Dans ce contexte très tendu, nous nous félicitons d'avoir pu protéger les crédits de paiement du ministère des outre-mer à 2,18 milliards au titre du PLF 2016, contre 2,17 milliards en loi de finances initiale pour 2015. Cela montre bien le respect des engagements du Président de la République et du Premier ministre en ce qui concerne le soutien de l'État aux outre-mer. C'est particulièrement net dans la mesure où nous avons pu préserver l'investissement des entreprises en conservant les moyens budgétaires nécessaires pour accompagner le développement des territoires, la commande publique, et développer une politique volontariste dans le domaine de la formation des jeunes tout en essayant de répondre aux problèmes de nos concitoyens dans celui du logement.
Gouverner, c'est fixer des priorités et faire des choix. C'est exactement ce que nous avons voulu faire dans ce budget, et nous avons choisi, dans le cadre de crédits stabilisés, de conserver au maximum les moyens d'intervention du ministère dans le respect des partenariats que nous entretenons avec les élus et les collectivités locales. À chaque fois que la commande publique fléchit ou que les entreprises ont un carnet un peu trop léger, on se tourne vers nous en faisant valoir que les entreprises ont besoin de l'effet d'entraînement des crédits de l'État pour travailler. Nous avons donc privilégié, dans nos choix, la sauvegarde des moyens d'action du ministère des outre-mer.
C'est un budget de relance de l'investissement et de la commande publique. Comme je l'ai annoncé avec ma collègue Sylvia Pinel, nous avons voulu préserver les politiques qui concernent le logement dans l'outre-mer. C'est ainsi que le maintien des crédits de la ligne budgétaire unique à 247 millions d'euros en autorisations d'engagements au titre de l'année 2016 montre que les moyens consacrés au logement social resteront à la hauteur des enjeux et de nos engagements.

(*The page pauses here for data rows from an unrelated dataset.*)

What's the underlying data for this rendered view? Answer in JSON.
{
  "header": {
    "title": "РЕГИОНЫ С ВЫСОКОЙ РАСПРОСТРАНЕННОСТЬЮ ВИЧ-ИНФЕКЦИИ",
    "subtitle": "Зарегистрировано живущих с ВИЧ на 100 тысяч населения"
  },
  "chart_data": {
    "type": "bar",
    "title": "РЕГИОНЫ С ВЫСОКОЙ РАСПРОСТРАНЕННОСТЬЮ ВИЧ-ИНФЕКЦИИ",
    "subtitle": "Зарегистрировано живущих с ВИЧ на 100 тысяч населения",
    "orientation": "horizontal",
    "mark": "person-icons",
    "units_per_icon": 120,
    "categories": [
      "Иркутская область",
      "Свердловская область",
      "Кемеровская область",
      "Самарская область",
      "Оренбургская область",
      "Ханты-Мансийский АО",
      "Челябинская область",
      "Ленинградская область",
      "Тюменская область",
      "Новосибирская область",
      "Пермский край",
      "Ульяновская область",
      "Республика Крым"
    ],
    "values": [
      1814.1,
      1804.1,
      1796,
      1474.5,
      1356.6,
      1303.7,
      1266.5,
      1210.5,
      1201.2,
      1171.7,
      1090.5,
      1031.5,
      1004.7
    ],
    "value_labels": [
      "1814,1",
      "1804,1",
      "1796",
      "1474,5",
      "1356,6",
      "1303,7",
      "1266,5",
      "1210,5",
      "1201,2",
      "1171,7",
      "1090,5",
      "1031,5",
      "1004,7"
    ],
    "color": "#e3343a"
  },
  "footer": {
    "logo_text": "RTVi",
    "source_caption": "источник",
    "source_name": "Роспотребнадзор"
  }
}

Pour tenir compte des alertes lancées par les organismes, nous avons aussi voulu améliorer la situation pour que ceux qui s'engagent dans la rénovation du parc locatif ancien dans le cadre de la politique de la ville puissent disposer de moyens à la hauteur de leurs besoins. Nous avons donc obtenu l'extension du crédit d'impôt défiscalisation, s'agissant du logement social, aux opérations de rénovation des logements locatifs sociaux de plus de vingt ans situés dans les zones éligibles à la politique de la ville. C'est un vaste champ d'application de la mesure, car il sera ainsi possible de couvrir la remise aux normes techniques des bâtiments, mais également de prendre en compte la protection antisismique ainsi que le désamiantage, autant de contraintes qui peuvent parfois alourdir significativement la facture.

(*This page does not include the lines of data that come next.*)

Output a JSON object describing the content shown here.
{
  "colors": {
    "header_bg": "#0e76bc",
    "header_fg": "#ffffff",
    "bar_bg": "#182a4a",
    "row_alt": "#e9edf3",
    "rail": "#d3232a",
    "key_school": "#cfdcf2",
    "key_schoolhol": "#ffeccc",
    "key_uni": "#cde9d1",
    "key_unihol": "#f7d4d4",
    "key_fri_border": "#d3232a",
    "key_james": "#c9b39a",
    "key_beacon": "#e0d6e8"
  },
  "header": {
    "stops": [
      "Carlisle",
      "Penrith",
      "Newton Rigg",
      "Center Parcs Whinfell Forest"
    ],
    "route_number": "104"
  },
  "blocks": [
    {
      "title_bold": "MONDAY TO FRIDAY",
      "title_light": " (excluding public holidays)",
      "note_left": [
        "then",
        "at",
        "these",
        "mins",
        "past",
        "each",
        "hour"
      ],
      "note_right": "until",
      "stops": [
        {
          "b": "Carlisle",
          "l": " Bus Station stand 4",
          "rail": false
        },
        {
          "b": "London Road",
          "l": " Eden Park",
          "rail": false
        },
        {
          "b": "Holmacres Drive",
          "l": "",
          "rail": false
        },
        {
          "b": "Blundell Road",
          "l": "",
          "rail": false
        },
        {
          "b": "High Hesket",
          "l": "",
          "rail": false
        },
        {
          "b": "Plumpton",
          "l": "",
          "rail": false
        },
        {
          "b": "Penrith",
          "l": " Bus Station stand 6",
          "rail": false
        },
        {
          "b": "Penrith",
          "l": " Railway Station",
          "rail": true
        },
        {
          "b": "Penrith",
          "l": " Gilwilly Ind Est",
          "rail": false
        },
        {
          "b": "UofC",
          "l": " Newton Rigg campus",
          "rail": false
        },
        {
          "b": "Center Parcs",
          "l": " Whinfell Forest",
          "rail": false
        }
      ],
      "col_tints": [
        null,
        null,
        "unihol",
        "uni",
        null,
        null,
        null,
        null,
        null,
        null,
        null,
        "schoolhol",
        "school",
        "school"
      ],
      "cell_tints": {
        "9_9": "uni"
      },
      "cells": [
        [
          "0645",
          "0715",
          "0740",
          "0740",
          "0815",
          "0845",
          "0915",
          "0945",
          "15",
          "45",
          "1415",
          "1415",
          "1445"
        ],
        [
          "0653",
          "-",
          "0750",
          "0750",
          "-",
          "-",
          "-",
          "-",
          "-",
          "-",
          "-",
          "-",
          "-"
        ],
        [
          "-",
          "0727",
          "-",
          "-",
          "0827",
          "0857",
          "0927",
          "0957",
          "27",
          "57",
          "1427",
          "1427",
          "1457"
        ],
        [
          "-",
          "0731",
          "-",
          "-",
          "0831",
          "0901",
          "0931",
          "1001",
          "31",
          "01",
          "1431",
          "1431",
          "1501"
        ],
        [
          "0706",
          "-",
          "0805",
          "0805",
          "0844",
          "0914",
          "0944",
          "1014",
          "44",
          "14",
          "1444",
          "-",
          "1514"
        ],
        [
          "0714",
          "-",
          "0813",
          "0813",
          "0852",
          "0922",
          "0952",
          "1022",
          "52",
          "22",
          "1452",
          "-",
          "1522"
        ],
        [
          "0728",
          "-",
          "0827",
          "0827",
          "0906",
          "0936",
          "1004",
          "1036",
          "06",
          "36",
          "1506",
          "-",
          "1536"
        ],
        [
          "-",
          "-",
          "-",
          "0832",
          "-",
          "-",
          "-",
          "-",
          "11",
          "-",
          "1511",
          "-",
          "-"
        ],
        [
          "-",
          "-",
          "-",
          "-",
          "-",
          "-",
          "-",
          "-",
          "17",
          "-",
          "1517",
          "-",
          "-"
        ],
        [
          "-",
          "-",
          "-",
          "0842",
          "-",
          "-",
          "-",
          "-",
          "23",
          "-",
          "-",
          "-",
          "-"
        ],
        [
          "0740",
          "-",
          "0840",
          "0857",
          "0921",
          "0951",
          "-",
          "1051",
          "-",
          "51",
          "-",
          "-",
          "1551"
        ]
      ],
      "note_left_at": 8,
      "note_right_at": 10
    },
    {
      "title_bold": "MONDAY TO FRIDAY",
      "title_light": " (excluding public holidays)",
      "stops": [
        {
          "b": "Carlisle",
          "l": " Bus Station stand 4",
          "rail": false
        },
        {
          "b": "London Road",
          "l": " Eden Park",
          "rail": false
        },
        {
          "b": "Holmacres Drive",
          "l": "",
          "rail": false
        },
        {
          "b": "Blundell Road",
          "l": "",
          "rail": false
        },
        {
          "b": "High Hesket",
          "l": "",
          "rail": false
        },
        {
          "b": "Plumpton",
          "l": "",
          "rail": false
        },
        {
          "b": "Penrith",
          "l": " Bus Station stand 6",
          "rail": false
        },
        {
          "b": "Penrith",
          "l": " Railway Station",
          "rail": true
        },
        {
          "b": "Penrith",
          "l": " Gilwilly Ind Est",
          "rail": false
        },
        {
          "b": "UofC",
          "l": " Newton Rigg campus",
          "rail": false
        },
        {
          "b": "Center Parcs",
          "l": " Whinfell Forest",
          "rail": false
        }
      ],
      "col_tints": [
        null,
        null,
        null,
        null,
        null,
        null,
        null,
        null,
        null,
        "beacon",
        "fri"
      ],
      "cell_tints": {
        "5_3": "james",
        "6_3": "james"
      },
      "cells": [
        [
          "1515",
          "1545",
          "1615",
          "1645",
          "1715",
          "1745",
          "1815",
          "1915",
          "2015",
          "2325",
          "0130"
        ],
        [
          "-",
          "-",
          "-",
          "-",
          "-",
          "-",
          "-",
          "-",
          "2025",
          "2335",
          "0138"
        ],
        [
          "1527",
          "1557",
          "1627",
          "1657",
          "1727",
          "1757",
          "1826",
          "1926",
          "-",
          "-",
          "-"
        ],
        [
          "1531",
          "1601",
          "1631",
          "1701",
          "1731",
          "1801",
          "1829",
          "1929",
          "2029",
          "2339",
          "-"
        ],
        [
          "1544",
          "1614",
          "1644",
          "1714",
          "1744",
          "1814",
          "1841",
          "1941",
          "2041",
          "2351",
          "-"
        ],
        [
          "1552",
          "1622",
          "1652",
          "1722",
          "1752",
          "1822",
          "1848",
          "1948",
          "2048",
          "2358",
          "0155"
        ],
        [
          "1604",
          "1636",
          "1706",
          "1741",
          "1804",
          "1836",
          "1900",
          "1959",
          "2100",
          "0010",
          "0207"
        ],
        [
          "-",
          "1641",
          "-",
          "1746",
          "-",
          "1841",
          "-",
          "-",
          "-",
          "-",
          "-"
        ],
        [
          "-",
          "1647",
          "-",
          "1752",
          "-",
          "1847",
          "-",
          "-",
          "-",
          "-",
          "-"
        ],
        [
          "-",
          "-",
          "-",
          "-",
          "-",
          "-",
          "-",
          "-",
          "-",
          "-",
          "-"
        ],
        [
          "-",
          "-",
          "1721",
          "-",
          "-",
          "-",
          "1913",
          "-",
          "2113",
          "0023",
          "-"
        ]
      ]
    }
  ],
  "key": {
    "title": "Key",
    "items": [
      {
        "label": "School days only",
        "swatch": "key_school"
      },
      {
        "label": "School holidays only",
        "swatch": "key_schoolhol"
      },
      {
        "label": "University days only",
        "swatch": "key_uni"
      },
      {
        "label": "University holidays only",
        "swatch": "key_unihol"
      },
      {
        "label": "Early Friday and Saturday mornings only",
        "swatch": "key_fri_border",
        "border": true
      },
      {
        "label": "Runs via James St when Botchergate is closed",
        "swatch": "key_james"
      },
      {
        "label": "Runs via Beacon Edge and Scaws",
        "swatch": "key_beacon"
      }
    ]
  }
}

Nous savons que l'aide de l'État, actuellement plafonnée à 20 000 euros par logement, apporte une première réponse à l'insuffisance des fonds propres des bailleurs sociaux qui doivent faire face au défi exceptionnel que constitue le vieillissement de leur patrimoine. Évidemment, certains nous disent que ce n'est pas suffisant et qu'il faut faire mieux. Nous pouvons voir comment améliorer les choses, mais vous savez que nous devons travailler dans le respect d'une enveloppe définie. Quand on fait bouger les curseurs, il n'est pas évident que l'on ne soit pas obligé de renoncer à quelque chose auquel nous tenons afin d'améliorer telle ou telle ligne.

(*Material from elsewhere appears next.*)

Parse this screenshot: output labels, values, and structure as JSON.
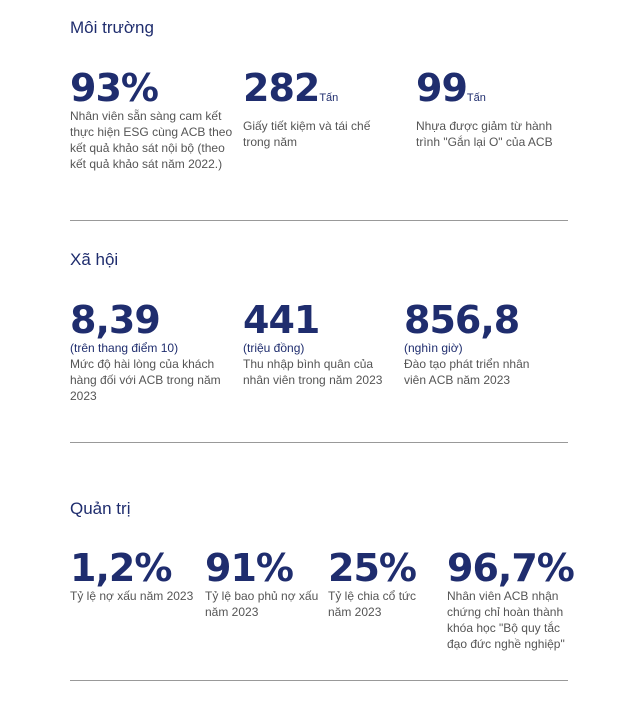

Nous avons aussi à faire en sorte que les obstacles qui peuvent empêcher la réalisation de ces logements soient levés les uns après les autres. Nous savons que l'utilisation de l'aide fiscale à l'investissement pour la construction d'immeubles destinés à du prêt locatif social est désormais plus difficile, dans la mesure où ce type d'opération doit obligatoirement être financé par des subventions de la LBU alors que ce n'était pas le cas précédemment. Au congrès de l'Union sociale pour l'habitat, nous avons indiqué que nous allions réunir un groupe de travail pour faire des propositions d'améliorations et de simplifications de la liste des pièces nécessaires pour compléter les dossiers de défiscalisation dans le domaine du logement social. Les organismes s'étaient plaints du nombre de pièces exigées et de la difficulté à produire certains justificatifs. Du coup, bon nombre de dossiers ne sont pas totalement bouclés au moment de présenter la demande de défiscalisation. Or la défiscalisation est pratiquement un préalable pour ces dossiers… Nous allons donc travailler ensemble pour éviter que la liste des pièces demandées change sans que le ministère des outre-mer ne soit parfaitement associé.
Par ailleurs, ce budget prévoit le maintien des enveloppes consacrées à la politique contractuelle, avec plus de 160 millions d'euros d'autorisations d'engagement. Et je me réjouis de voir que nous avons soit signé les contrats de plan État-région, soit nous sommes en bonne voie pour le faire et le protocole précédent a été signé. Je répète que nous avons la volonté d'accompagner toutes les collectivités avec détermination.
J'en profite également pour rassurer les élus de Nouvelle-Calédonie et de Polynésie : il n'y aura pas d'année blanche dans l'exécution des contrats de développement.
Nous avons aussi préservé un autre outil particulièrement important au programme 123, il s'agit des 40 millions d'euros au titre du fonds exceptionnel d'investissement créé par le Président de la République en 2012, et des presque 30 millions d'euros de crédits dédiés à la bonification des prêts concessionnels consentis par l'AFD aux collectivités. Lorsque les taux que la collectivité obtient sur les marchés sont trop élevés, l'AFD intervient pour les améliorer.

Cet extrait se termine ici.